Thanks. I definitely don’t have a hyper feeling. I have 90mg pills (1.5 grains per pill). I take 1/2 a pill right when i wake up and then a full pill around 3pm each day, totaling 2.25 grains. All on their own, without food.
Honestly haven’t noticed much of a change from 1.5 grains to 2.25 grains. Maybe a little warmer, but that’s it.
Guess I need to try 3 grains a day to see what that does? Very confusing, this thyroid stuff is.
I’m clearly no expert, but I think you’d need to see free T3 and reverse T3 to get a full picture of what’s happening. I’m learning as I go along here too.
Edit: I think the free T4 is then converted to T3… Some free T3 and some reverse T3. If the reverse T3 is too high, that blocks the free T3 from binding to the receptors at the cell.

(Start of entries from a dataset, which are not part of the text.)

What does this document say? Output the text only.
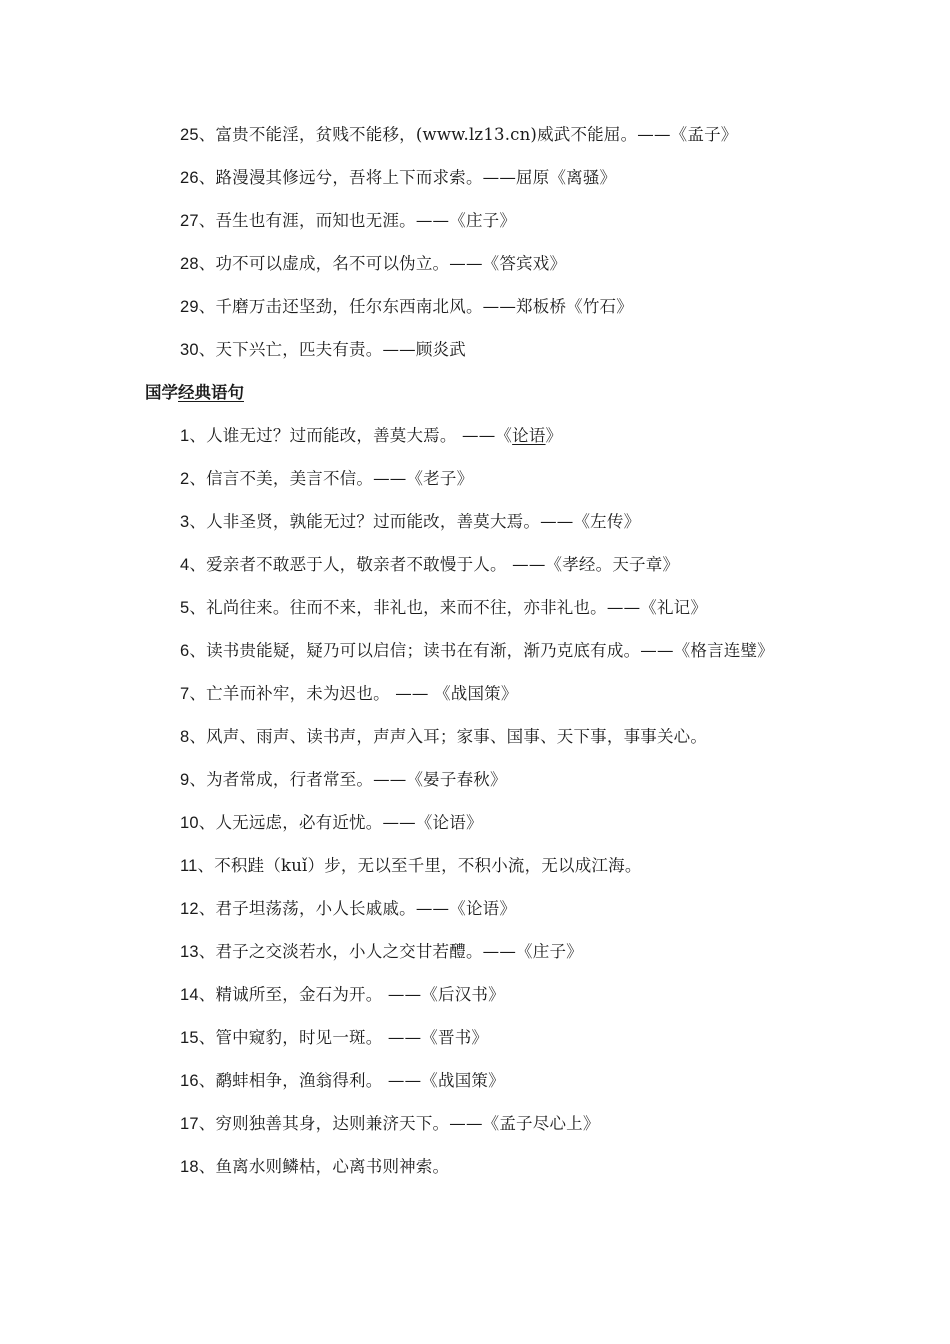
25、富贵不能淫，贫贱不能移，(www.lz13.cn)威武不能屈。——《孟子》
26、路漫漫其修远兮，吾将上下而求索。——屈原《离骚》
27、吾生也有涯，而知也无涯。——《庄子》
28、功不可以虚成，名不可以伪立。——《答宾戏》
29、千磨万击还坚劲，任尔东西南北风。——郑板桥《竹石》
30、天下兴亡，匹夫有责。——顾炎武
国学经典语句
1、人谁无过？过而能改，善莫大焉。 ——《论语》
2、信言不美，美言不信。——《老子》
3、人非圣贤，孰能无过？过而能改，善莫大焉。——《左传》
4、爱亲者不敢恶于人，敬亲者不敢慢于人。 ——《孝经。天子章》
5、礼尚往来。往而不来，非礼也，来而不往，亦非礼也。——《礼记》
6、读书贵能疑，疑乃可以启信；读书在有渐，渐乃克底有成。——《格言连璧》
7、亡羊而补牢，未为迟也。 —— 《战国策》
8、风声、雨声、读书声，声声入耳；家事、国事、天下事，事事关心。
9、为者常成，行者常至。——《晏子春秋》
10、人无远虑，必有近忧。——《论语》
11、不积跬（kuǐ）步，无以至千里，不积小流，无以成江海。
12、君子坦荡荡，小人长戚戚。——《论语》
13、君子之交淡若水，小人之交甘若醴。——《庄子》
14、精诚所至，金石为开。 ——《后汉书》
15、管中窥豹，时见一斑。 ——《晋书》
16、鹬蚌相争，渔翁得利。 ——《战国策》
17、穷则独善其身，达则兼济天下。——《孟子尽心上》
18、鱼离水则鳞枯，心离书则神索。
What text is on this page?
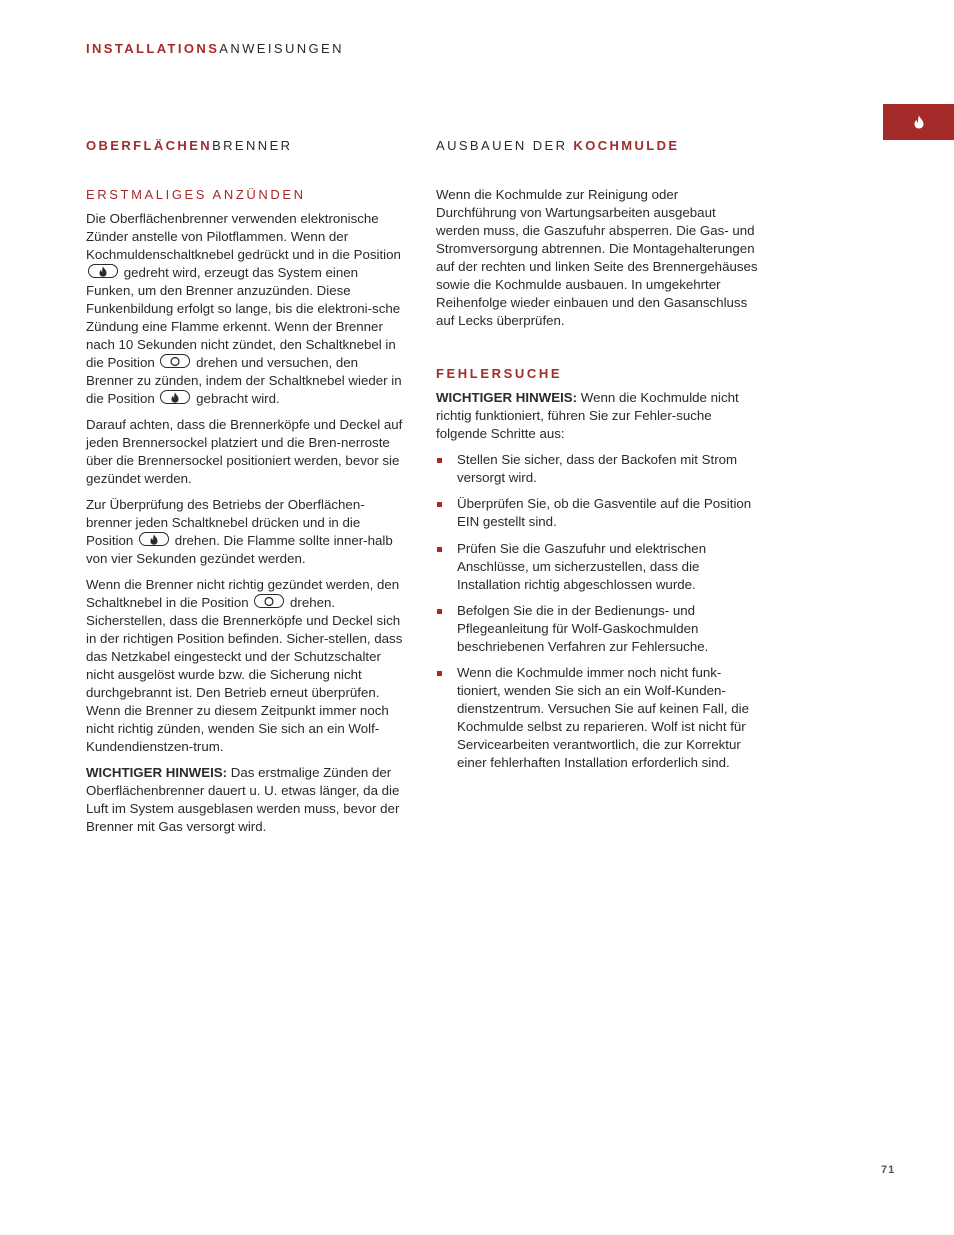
INSTALLATIONSANWEISUNGEN
OBERFLÄCHENBRENNER
ERSTMALIGES ANZÜNDEN

Die Oberflächenbrenner verwenden elektronische Zünder anstelle von Pilotflammen. Wenn der Kochmuldenschaltknebel gedrückt und in die Position
gedreht wird, erzeugt das System einen Funken, um den Brenner anzuzünden. Diese Funkenbildung erfolgt so lange, bis die elektroni-sche Zündung eine Flamme erkennt. Wenn der Brenner nach 10 Sekunden nicht zündet, den Schaltknebel in die Position	drehen und versuchen, den Brenner zu zünden, indem der Schaltknebel wieder in die Position	gebracht wird.

Darauf achten, dass die Brennerköpfe und Deckel auf jeden Brennersockel platziert und die Bren-nerroste über die Brennersockel positioniert werden, bevor sie gezündet werden.

Zur Überprüfung des Betriebs der Oberflächen-brenner jeden Schaltknebel drücken und in die Position	drehen. Die Flamme sollte inner-halb von vier Sekunden gezündet werden.

Wenn die Brenner nicht richtig gezündet werden, den Schaltknebel in die Position	drehen. Sicherstellen, dass die Brennerköpfe und Deckel sich in der richtigen Position befinden. Sicher-stellen, dass das Netzkabel eingesteckt und der Schutzschalter nicht ausgelöst wurde bzw. die Sicherung nicht durchgebrannt ist. Den Betrieb erneut überprüfen. Wenn die Brenner zu diesem Zeitpunkt immer noch nicht richtig zünden, wenden Sie sich an ein Wolf-Kundendienstzen-trum.

WICHTIGER HINWEIS: Das erstmalige Zünden der Oberflächenbrenner dauert u. U. etwas länger, da die Luft im System ausgeblasen werden muss, bevor der Brenner mit Gas versorgt wird.

AUSBAUEN DER KOCHMULDE

Wenn die Kochmulde zur Reinigung oder Durchführung von Wartungsarbeiten ausgebaut werden muss, die Gaszufuhr absperren. Die Gas- und Stromversorgung abtrennen. Die Montagehalterungen auf der rechten und linken Seite des Brennergehäuses sowie die Kochmulde ausbauen. In umgekehrter Reihenfolge wieder einbauen und den Gasanschluss auf Lecks überprüfen.

FEHLERSUCHE

WICHTIGER HINWEIS: Wenn die Kochmulde nicht richtig funktioniert, führen Sie zur Fehler-suche folgende Schritte aus:

Stellen Sie sicher, dass der Backofen mit Strom versorgt wird.
Überprüfen Sie, ob die Gasventile auf die Position EIN gestellt sind.
Prüfen Sie die Gaszufuhr und elektrischen Anschlüsse, um sicherzustellen, dass die Installation richtig abgeschlossen wurde.
Befolgen Sie die in der Bedienungs- und Pflegeanleitung für Wolf-Gaskochmulden beschriebenen Verfahren zur Fehlersuche.
Wenn die Kochmulde immer noch nicht funk-tioniert, wenden Sie sich an ein Wolf-Kunden-dienstzentrum. Versuchen Sie auf keinen Fall, die Kochmulde selbst zu reparieren. Wolf ist nicht für Servicearbeiten verantwortlich, die zur Korrektur einer fehlerhaften Installation erforderlich sind.
71
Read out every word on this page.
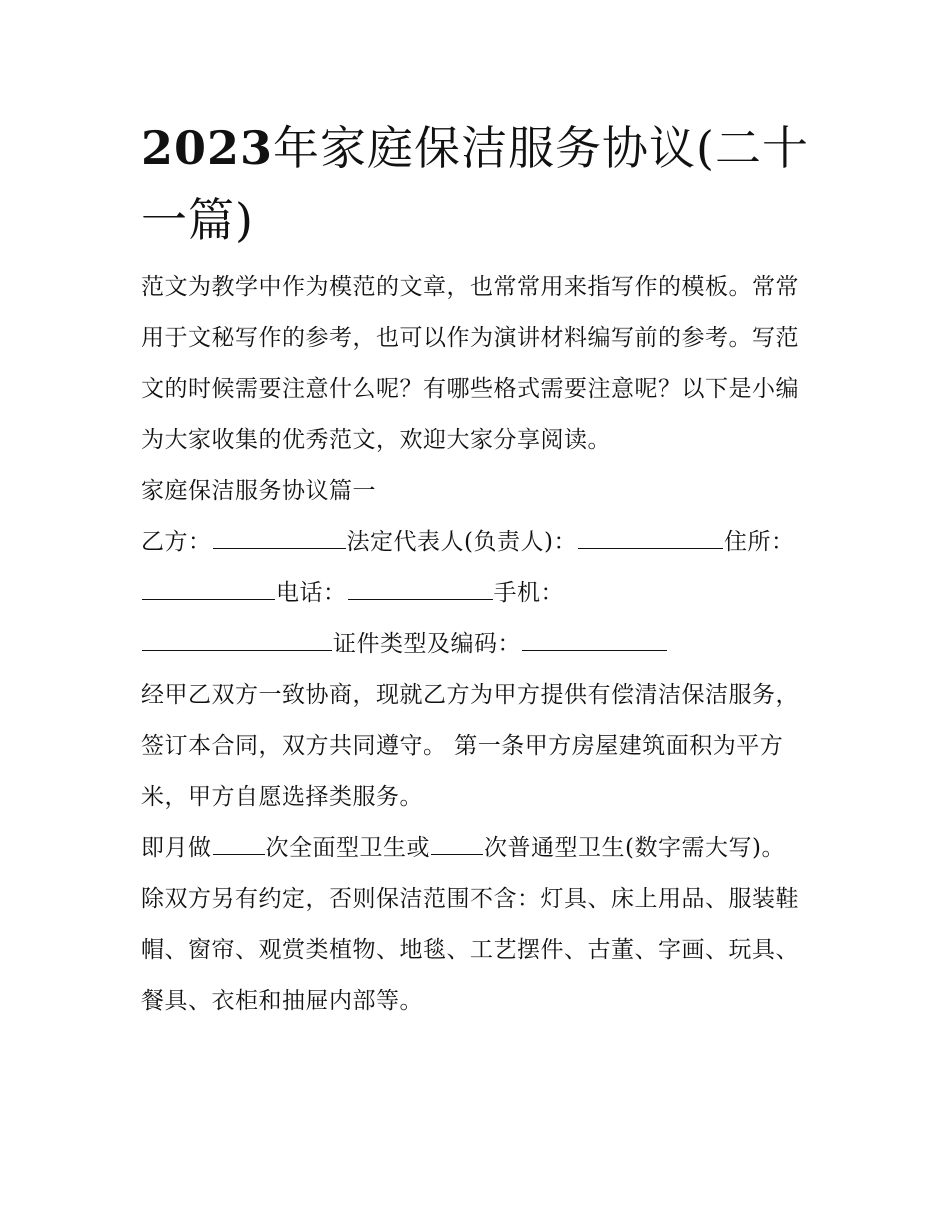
2023年家庭保洁服务协议(二十一篇)

范文为教学中作为模范的文章，也常常用来指写作的模板。常常用于文秘写作的参考，也可以作为演讲材料编写前的参考。写范文的时候需要注意什么呢？有哪些格式需要注意呢？以下是小编为大家收集的优秀范文，欢迎大家分享阅读。

家庭保洁服务协议篇一

乙方：	法定代表人(负责人)：	住所：电话：	手机：
证件类型及编码：

经甲乙双方一致协商，现就乙方为甲方提供有偿清洁保洁服务，签订本合同，双方共同遵守。 第一条甲方房屋建筑面积为平方米，甲方自愿选择类服务。

即月做 次全面型卫生或 次普通型卫生(数字需大写)。

除双方另有约定，否则保洁范围不含：灯具、床上用品、服装鞋帽、窗帘、观赏类植物、地毯、工艺摆件、古董、字画、玩具、餐具、衣柜和抽屉内部等。
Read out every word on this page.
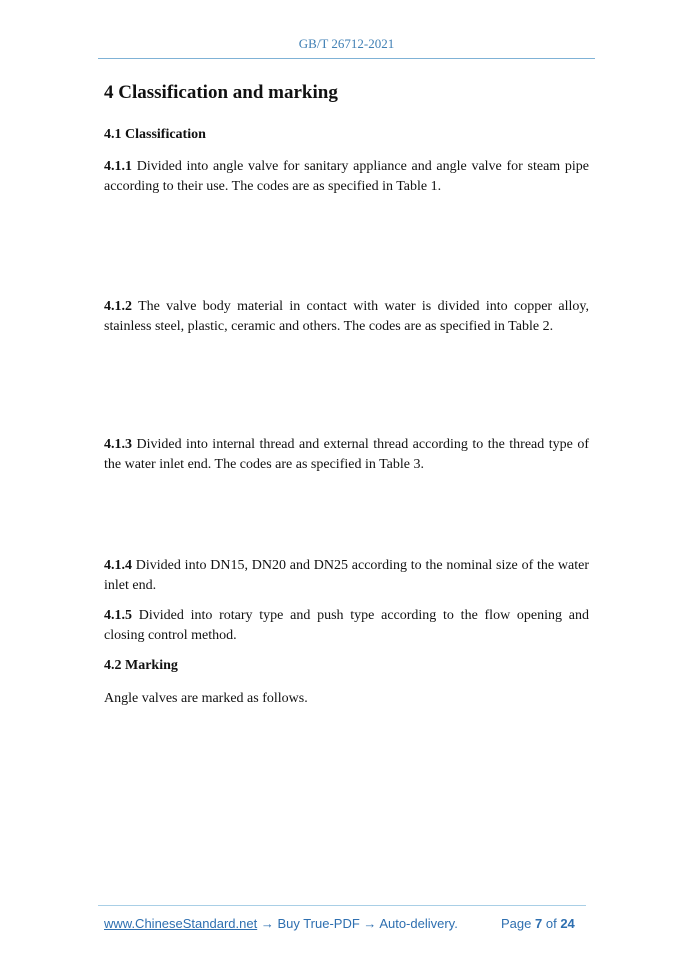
GB/T 26712-2021
4 Classification and marking
4.1 Classification

4.1.1 Divided into angle valve for sanitary appliance and angle valve for steam pipe according to their use. The codes are as specified in Table 1.

4.1.2 The valve body material in contact with water is divided into copper alloy, stainless steel, plastic, ceramic and others. The codes are as specified in Table 2.

4.1.3 Divided into internal thread and external thread according to the thread type of the water inlet end. The codes are as specified in Table 3.

4.1.4 Divided into DN15, DN20 and DN25 according to the nominal size of the water inlet end.

4.1.5 Divided into rotary type and push type according to the flow opening and closing control method.

4.2 Marking

Angle valves are marked as follows.

www.ChineseStandard.net → Buy True-PDF → Auto-delivery.	Page 7 of 24
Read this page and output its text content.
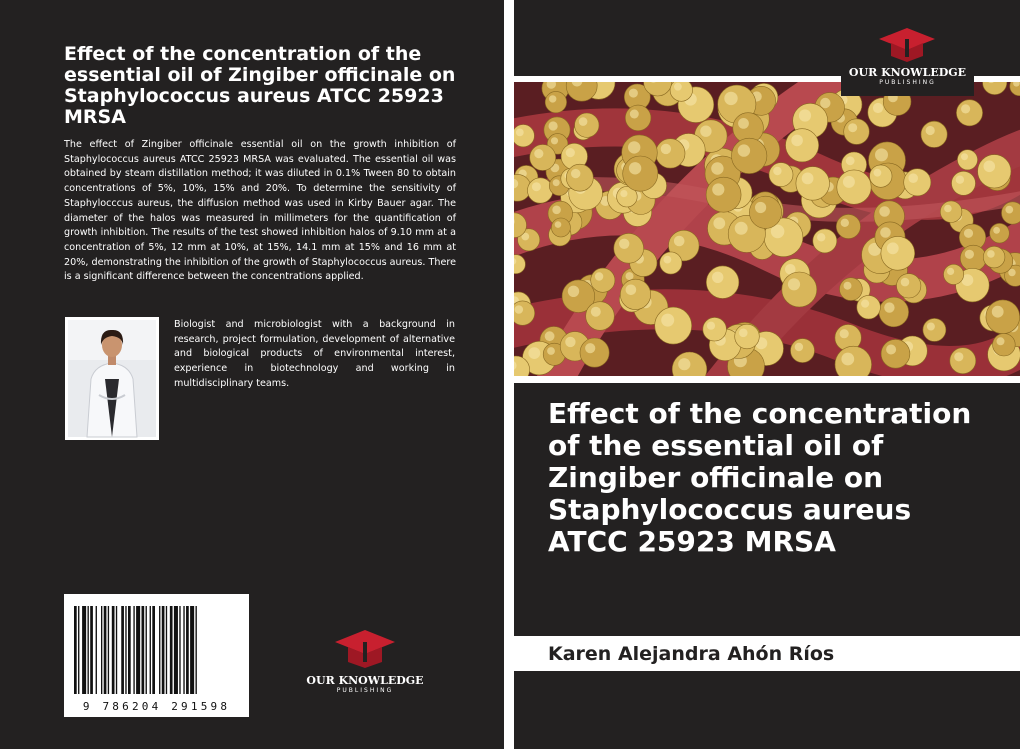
Effect of the concentration of the essential oil of Zingiber officinale on Staphylococcus aureus ATCC 25923 MRSA

The effect of Zingiber officinale essential oil on the growth inhibition of Staphylococcus aureus ATCC 25923 MRSA was evaluated. The essential oil was obtained by steam distillation method; it was diluted in 0.1% Tween 80 to obtain concentrations of 5%, 10%, 15% and 20%. To determine the sensitivity of Staphylocccus aureus, the diffusion method was used in Kirby Bauer agar. The diameter of the halos was measured in millimeters for the quantification of growth inhibition. The results of the test showed inhibition halos of 9.10 mm at a concentration of 5%, 12 mm at 10%, at 15%, 14.1 mm at 15% and 16 mm at 20%, demonstrating the inhibition of the growth of Staphylococcus aureus. There is a significant difference between the concentrations applied.

Biologist and microbiologist with a background in research, project formulation, development of alternative and biological products of environmental interest, experience in biotechnology and working in multidisciplinary teams.

9 786204 291598
OUR KNOWLEDGE
PUBLISHING
OUR KNOWLEDGE
PUBLISHING
Effect of the concentration of the essential oil of Zingiber officinale on Staphylococcus aureus ATCC 25923 MRSA

Karen Alejandra Ahón Ríos
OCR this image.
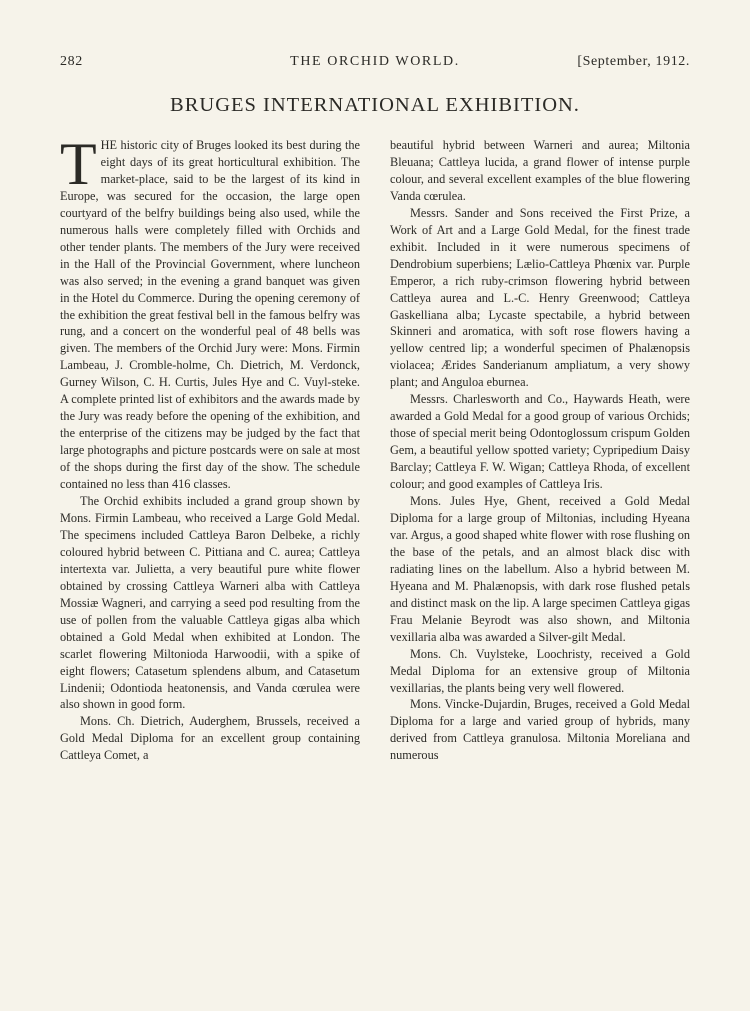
282	THE ORCHID WORLD.	[September, 1912.
BRUGES INTERNATIONAL EXHIBITION.

THE historic city of Bruges looked its best during the eight days of its great horticultural exhibition. The market-place, said to be the largest of its kind in Europe, was secured for the occasion, the large open courtyard of the belfry buildings being also used, while the numerous halls were completely filled with Orchids and other tender plants. The members of the Jury were received in the Hall of the Provincial Government, where luncheon was also served; in the evening a grand banquet was given in the Hotel du Commerce. During the opening ceremony of the exhibition the great festival bell in the famous belfry was rung, and a concert on the wonderful peal of 48 bells was given. The members of the Orchid Jury were: Mons. Firmin Lambeau, J. Cromble-holme, Ch. Dietrich, M. Verdonck, Gurney Wilson, C. H. Curtis, Jules Hye and C. Vuyl-steke. A complete printed list of exhibitors and the awards made by the Jury was ready before the opening of the exhibition, and the enterprise of the citizens may be judged by the fact that large photographs and picture postcards were on sale at most of the shops during the first day of the show. The schedule contained no less than 416 classes.

The Orchid exhibits included a grand group shown by Mons. Firmin Lambeau, who received a Large Gold Medal. The specimens included Cattleya Baron Delbeke, a richly coloured hybrid between C. Pittiana and C. aurea; Cattleya intertexta var. Julietta, a very beautiful pure white flower obtained by crossing Cattleya Warneri alba with Cattleya Mossiæ Wagneri, and carrying a seed pod resulting from the use of pollen from the valuable Cattleya gigas alba which obtained a Gold Medal when exhibited at London. The scarlet flowering Miltonioda Harwoodii, with a spike of eight flowers; Catasetum splendens album, and Catasetum Lindenii; Odontioda heatonensis, and Vanda cœrulea were also shown in good form.

Mons. Ch. Dietrich, Auderghem, Brussels, received a Gold Medal Diploma for an excellent group containing Cattleya Comet, a

beautiful hybrid between Warneri and aurea; Miltonia Bleuana; Cattleya lucida, a grand flower of intense purple colour, and several excellent examples of the blue flowering Vanda cœrulea.

Messrs. Sander and Sons received the First Prize, a Work of Art and a Large Gold Medal, for the finest trade exhibit. Included in it were numerous specimens of Dendrobium superbiens; Lælio-Cattleya Phœnix var. Purple Emperor, a rich ruby-crimson flowering hybrid between Cattleya aurea and L.-C. Henry Greenwood; Cattleya Gaskelliana alba; Lycaste spectabile, a hybrid between Skinneri and aromatica, with soft rose flowers having a yellow centred lip; a wonderful specimen of Phalænopsis violacea; Ærides Sanderianum ampliatum, a very showy plant; and Anguloa eburnea.

Messrs. Charlesworth and Co., Haywards Heath, were awarded a Gold Medal for a good group of various Orchids; those of special merit being Odontoglossum crispum Golden Gem, a beautiful yellow spotted variety; Cypripedium Daisy Barclay; Cattleya F. W. Wigan; Cattleya Rhoda, of excellent colour; and good examples of Cattleya Iris.

Mons. Jules Hye, Ghent, received a Gold Medal Diploma for a large group of Miltonias, including Hyeana var. Argus, a good shaped white flower with rose flushing on the base of the petals, and an almost black disc with radiating lines on the labellum. Also a hybrid between M. Hyeana and M. Phalænopsis, with dark rose flushed petals and distinct mask on the lip. A large specimen Cattleya gigas Frau Melanie Beyrodt was also shown, and Miltonia vexillaria alba was awarded a Silver-gilt Medal.

Mons. Ch. Vuylsteke, Loochristy, received a Gold Medal Diploma for an extensive group of Miltonia vexillarias, the plants being very well flowered.

Mons. Vincke-Dujardin, Bruges, received a Gold Medal Diploma for a large and varied group of hybrids, many derived from Cattleya granulosa. Miltonia Moreliana and numerous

From one doctor I was advised to try armour 1 grain, from another cytomel due to the Reverse T3 - to start 5mcg cytomel and increasing it by 5 per week until 25.
The issue is neither I can find in my country but I contacted a Greek compounding pharmacy now
@roscoe88
Everyone I know on Armour is at 75mg/day or more. I’m sure they worked up to that level first. I was told you go up in dose until you start having hyper symptoms and then back off a little and that’s supposed to be the ideal dose. I wouldn’t get hung up on numbers when on thyroid meds. On the thyroid forums the dose that makes many feel good doesn’t necessarily show perfect levels on the labs. Obviously don’t base your protocol off of what I’m saying because I’m not on thyroid meds but just giving you info I read to check out.